Domestic team information
- 2009: Loughborough UCCE

Career statistics
| Competition | First-class |
| Matches | 3 |
| Runs scored | 150 |
| Batting average | 50.00 |
| 100s/50s | –1/0 |
| Top score | 100* |
| Balls bowled | 6 |
| Wickets | – |
| Bowling average | – |
| 5 wickets in innings | – |
| 10 wickets in match | – |
| Best bowling | – |
| Catches/stumpings | 2/– |
- Source: Cricinfo, 16 August 2011

= Ashleigh Lynch =

English cricketer

Ashleigh Aaron Lynch (born 28 April 1990) is an English cricketer. Lynch is a right-handed batsman who bowls right-arm Fast. He was born in Burton upon Trent, Staffordshire and was educated at John Port School. In his later years, he has suffered from hair loss which seemed to knock his confidence on and off the field.

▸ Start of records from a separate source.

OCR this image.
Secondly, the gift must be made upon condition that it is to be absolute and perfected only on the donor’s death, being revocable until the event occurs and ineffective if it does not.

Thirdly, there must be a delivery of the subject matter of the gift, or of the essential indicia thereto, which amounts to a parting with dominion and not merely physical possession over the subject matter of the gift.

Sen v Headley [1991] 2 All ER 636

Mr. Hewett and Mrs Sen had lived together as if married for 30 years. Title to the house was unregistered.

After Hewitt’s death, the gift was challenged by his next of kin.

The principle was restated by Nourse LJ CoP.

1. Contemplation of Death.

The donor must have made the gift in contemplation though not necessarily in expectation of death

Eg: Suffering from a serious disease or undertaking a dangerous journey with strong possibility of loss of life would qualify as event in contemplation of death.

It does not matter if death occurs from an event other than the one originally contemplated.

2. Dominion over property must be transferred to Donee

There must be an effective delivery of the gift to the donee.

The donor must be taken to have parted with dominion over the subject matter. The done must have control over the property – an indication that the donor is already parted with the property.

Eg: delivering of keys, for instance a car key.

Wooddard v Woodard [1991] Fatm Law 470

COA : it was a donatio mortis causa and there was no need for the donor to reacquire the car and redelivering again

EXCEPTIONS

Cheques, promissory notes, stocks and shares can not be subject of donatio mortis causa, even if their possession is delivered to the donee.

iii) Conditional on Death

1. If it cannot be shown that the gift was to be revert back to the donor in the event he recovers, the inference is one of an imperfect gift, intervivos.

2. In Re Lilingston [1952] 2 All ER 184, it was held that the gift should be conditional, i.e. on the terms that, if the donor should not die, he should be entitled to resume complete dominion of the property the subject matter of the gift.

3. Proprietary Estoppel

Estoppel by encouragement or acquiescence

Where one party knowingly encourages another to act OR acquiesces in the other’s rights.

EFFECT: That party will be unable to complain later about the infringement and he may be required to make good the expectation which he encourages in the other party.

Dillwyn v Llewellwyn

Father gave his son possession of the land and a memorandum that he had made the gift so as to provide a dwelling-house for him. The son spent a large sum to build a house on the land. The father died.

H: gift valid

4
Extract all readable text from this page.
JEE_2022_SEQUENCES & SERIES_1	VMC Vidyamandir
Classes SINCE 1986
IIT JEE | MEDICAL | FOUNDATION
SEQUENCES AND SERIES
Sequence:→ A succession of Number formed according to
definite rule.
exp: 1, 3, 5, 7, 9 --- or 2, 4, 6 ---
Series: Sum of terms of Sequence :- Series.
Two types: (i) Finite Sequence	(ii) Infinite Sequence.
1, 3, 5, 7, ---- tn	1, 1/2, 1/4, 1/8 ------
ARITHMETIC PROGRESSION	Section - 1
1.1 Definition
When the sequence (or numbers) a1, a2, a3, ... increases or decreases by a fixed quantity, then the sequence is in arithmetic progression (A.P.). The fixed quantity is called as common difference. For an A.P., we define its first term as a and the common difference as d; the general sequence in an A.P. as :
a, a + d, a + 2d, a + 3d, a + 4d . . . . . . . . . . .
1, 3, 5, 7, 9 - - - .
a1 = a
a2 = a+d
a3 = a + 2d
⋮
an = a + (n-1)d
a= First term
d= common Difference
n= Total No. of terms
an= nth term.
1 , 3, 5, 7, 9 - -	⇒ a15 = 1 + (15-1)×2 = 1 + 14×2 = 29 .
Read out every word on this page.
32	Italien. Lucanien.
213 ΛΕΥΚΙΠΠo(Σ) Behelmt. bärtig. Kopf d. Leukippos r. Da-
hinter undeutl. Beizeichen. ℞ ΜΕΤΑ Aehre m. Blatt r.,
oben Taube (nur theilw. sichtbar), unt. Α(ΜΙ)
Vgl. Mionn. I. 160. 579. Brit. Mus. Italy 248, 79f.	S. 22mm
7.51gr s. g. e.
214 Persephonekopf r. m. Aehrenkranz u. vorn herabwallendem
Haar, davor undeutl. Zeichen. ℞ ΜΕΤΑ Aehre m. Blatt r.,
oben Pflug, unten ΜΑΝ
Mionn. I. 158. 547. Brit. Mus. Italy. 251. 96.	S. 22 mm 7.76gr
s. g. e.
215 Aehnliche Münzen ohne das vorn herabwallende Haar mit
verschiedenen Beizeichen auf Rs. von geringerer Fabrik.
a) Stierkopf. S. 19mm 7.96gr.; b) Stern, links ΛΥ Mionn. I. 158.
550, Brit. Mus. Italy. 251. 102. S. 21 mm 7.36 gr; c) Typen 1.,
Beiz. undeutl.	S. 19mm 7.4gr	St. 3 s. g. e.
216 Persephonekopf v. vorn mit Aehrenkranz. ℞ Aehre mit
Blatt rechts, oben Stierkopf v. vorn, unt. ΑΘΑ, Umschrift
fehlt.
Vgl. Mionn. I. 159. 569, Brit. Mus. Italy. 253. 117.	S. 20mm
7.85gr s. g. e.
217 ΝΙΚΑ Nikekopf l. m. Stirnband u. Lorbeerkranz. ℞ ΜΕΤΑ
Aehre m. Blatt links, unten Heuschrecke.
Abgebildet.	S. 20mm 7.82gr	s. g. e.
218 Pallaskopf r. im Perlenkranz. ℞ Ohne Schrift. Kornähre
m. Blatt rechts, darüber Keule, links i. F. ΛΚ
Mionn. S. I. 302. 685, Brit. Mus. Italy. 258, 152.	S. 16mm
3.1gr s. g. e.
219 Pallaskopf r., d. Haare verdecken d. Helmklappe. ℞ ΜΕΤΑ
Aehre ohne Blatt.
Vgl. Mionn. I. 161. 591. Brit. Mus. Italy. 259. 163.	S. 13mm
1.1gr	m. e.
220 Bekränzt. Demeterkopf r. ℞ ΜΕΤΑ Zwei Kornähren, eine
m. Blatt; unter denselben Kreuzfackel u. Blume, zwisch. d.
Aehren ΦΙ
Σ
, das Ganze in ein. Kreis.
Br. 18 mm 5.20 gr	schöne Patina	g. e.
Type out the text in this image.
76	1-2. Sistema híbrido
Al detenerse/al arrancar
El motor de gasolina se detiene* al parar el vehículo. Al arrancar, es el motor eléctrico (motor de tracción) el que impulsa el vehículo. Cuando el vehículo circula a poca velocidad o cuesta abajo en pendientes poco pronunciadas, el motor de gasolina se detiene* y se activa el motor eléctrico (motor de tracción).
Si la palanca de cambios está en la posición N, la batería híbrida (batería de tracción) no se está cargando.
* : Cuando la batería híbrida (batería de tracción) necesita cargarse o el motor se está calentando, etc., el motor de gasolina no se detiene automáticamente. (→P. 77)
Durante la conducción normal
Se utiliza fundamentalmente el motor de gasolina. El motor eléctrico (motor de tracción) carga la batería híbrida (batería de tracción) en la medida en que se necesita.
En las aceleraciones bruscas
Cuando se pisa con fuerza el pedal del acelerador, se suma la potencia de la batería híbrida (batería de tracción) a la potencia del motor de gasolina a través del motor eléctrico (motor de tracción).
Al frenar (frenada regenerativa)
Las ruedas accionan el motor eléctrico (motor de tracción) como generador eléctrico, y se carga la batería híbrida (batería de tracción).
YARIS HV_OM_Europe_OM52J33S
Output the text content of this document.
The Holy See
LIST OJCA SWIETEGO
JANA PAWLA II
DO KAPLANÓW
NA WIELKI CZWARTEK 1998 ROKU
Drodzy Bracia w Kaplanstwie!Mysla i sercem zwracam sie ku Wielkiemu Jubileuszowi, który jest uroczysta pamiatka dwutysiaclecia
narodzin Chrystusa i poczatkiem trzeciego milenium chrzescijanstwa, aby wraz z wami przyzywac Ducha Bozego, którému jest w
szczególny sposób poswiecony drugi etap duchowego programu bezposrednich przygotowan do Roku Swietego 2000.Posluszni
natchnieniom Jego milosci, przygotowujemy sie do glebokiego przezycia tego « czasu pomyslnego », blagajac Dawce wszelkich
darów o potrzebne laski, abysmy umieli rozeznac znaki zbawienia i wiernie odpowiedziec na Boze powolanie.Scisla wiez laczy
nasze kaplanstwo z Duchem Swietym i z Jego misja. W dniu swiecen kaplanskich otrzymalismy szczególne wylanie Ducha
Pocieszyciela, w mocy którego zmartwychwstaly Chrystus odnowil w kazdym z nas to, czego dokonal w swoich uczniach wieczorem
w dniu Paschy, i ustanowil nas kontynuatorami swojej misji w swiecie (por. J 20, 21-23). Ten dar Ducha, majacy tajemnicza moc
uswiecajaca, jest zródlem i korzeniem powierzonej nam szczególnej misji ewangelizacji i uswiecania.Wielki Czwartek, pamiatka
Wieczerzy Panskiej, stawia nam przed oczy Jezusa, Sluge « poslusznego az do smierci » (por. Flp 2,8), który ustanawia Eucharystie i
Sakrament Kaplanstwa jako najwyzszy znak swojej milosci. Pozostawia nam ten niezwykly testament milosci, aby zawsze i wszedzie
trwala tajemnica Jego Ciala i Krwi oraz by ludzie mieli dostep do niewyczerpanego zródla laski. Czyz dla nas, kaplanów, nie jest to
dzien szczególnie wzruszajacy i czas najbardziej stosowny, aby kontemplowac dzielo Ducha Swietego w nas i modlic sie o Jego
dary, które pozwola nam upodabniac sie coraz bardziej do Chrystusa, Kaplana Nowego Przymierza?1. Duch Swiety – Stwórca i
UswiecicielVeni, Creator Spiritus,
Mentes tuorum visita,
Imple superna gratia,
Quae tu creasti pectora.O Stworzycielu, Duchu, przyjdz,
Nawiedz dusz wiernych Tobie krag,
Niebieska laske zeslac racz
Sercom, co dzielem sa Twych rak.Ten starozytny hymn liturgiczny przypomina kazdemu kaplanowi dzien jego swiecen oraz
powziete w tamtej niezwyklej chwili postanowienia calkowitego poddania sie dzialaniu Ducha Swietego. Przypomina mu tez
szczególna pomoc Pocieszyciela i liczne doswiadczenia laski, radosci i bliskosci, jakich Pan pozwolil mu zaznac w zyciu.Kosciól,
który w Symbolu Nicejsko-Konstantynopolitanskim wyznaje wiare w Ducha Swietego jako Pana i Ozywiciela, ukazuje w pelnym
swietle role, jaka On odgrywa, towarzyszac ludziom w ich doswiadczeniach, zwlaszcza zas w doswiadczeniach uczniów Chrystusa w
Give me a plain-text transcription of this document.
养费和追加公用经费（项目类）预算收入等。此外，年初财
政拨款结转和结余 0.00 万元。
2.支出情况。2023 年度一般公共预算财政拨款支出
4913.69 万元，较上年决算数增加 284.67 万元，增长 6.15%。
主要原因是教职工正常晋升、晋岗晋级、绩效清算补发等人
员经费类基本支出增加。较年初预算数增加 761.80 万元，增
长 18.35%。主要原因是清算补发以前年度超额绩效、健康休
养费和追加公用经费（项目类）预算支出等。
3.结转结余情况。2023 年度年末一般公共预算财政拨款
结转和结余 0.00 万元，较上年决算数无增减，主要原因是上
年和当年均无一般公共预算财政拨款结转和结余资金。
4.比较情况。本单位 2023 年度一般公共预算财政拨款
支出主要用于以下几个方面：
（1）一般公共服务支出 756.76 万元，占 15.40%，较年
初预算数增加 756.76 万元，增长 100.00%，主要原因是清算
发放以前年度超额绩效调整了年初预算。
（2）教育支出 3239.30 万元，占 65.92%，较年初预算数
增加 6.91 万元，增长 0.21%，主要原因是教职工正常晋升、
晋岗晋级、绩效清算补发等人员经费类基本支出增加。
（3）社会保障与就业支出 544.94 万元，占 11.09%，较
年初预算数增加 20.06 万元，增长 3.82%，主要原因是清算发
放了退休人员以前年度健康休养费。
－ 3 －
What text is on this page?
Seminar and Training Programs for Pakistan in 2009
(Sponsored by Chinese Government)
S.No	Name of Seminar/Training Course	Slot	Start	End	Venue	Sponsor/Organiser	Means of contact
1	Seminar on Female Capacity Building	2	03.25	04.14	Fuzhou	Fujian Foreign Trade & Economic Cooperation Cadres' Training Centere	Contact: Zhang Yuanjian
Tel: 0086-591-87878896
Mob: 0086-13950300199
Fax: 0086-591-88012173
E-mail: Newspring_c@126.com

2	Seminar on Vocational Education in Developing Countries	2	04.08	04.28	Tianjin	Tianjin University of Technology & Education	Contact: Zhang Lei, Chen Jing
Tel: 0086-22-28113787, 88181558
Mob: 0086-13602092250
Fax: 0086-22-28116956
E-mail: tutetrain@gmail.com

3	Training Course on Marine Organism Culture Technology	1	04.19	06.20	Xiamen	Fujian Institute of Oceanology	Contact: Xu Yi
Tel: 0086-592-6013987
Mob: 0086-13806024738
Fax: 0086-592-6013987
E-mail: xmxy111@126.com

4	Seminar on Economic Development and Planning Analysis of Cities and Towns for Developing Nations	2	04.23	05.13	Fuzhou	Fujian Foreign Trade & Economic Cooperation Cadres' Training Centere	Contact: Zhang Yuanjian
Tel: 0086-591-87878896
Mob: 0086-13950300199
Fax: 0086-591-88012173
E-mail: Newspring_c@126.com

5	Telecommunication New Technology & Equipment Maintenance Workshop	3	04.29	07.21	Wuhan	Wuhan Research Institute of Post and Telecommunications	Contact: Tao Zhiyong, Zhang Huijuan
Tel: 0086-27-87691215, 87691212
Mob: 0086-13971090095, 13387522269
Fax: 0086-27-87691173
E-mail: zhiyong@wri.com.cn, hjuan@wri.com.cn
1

While studying for his degree at Loughborough University, Lynch made his first-class debut for Loughborough UCCE against Leicestershire in 2009. He made two further first-class appearances in 2009, against Kent and Hampshire. In his three first-class matches, he scored 150 runs at an average of 50.00, with a high score of 100*.